When we first open the novel, we are at the height of Edwardian England in the years before the First World War, the world is optimistic, and despite the setting being Scotland, the weather is fine, and the family have all gathered, healthy, happy, alive and hopeful. This is reflected in the hopes of visiting the lighthouse and Mrs Ramsey’s hopes of marriage for her children because it is what is expected. And engagement seemed to be the natural course of action for a young couple where Victorian sensibilities are still rife. Mrs Ramsey’s hope is met by the fine weather and the general hopeful and happy atmosphere of the opening. However, when we enter the minds of the engaged couple, we are met with stifled Victorian repression; it is somewhat bleak in the minds of the young couple. New ideas are brewing, and old sensibilities, while stifling, seem to be on the verge of change, which is a very typical theme within Woolf’s writing.

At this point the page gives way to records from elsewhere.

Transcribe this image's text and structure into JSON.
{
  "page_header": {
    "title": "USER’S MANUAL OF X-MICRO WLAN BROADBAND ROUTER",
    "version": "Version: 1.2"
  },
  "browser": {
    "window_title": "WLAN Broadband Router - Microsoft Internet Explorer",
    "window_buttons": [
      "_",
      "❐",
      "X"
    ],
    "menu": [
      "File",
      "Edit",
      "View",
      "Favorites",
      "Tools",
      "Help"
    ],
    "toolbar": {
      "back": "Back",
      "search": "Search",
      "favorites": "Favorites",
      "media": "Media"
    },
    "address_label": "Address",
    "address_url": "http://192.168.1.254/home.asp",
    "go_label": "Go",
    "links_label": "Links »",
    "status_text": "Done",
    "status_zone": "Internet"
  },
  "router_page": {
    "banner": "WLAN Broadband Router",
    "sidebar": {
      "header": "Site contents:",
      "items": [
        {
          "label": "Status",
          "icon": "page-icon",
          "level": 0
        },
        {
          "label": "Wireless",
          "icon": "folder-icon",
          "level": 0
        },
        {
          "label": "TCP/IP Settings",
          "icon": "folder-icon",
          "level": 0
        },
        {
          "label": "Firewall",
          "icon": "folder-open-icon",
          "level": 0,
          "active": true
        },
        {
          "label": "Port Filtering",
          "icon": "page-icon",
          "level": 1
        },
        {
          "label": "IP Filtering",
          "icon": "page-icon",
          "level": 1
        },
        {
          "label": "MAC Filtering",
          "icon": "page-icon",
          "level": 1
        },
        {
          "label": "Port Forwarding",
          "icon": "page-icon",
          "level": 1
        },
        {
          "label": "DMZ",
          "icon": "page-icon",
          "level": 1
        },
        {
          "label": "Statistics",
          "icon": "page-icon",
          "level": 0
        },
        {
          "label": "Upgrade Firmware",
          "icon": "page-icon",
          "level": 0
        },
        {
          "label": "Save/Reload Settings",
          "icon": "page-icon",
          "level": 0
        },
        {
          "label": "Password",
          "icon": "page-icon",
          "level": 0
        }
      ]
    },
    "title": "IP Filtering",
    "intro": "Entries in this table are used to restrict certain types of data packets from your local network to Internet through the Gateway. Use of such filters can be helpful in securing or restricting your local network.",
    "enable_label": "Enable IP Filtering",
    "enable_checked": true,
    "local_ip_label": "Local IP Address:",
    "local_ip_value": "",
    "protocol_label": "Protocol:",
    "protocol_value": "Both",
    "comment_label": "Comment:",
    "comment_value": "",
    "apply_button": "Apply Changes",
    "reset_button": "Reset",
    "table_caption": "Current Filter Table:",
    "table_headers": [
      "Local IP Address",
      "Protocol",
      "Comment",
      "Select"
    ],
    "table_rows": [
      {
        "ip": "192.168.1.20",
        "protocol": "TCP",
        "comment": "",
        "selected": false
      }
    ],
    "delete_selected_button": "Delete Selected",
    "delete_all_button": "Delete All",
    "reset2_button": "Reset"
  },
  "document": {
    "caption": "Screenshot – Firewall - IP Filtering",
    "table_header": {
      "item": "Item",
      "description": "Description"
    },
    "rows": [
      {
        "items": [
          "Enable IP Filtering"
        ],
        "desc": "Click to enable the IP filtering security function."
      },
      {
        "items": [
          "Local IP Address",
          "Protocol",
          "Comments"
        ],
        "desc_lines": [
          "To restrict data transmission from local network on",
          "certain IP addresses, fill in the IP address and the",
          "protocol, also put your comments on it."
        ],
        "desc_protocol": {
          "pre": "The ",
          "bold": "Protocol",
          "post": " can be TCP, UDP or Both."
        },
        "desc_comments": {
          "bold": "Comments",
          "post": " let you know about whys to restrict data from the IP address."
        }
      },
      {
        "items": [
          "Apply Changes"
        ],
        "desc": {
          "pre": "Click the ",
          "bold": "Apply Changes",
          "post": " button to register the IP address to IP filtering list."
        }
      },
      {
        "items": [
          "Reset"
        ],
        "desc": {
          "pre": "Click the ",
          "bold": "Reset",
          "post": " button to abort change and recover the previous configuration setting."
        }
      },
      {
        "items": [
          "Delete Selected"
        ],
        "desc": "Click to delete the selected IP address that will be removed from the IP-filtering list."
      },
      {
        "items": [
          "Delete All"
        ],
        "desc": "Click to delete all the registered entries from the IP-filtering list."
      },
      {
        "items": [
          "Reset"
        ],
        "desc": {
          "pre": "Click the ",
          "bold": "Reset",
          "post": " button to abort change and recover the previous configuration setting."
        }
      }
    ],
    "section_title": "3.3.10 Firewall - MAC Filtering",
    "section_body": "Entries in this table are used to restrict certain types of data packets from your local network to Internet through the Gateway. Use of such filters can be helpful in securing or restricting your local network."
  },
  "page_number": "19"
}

After time has passed, the War has happened, and Mrs Ramsey, the real lighthouse of the novel, has died, and the summer house has fallen into disrepair. The family is fractured and unsure. Out with the old and in with the new. The atmosphere is less hopeful, more cynical and murky. A trip to the lighthouse is being planned, but will it happen? So much has changed, and the air is filled with death. This part of the novel seems a little more sour. While Mr Ramsey had always established himself as the head of the household, we see that the real driving force was Mrs Ramsey, as Mr Ramsey stumbles around without Mrs Ramsey’s reassurance. It is a heavily gendered book, with a lot of the focus on Mrs Ramsey being the ideal female figurehead; a light, hopeful and esteemed picture of beautiful motherhood that is quintessentially Victorian. When time passes, Mr Ramsey does not have anyone to soothe his mind, a small but significant nod to how the War has changed society and that the younger generation is moving forward with new ideas and new sensibilities.
What I find most interesting is that Woolf drew several pieces of her life into this novel, and while nothing really happens except the passing of time, we come to understand that this was Woolf’s way of trying to understand her mother and the meaning of ‘motherhood’ in her life. The concept has irrevocably changed with the passage of time, and the fact that Edwardian and Victorian sensibilities had drastically changed or been pretty much disregarded with the advent and closure of the First World War. One of the more interesting books I’ve read this year, it was definitely a change of pace.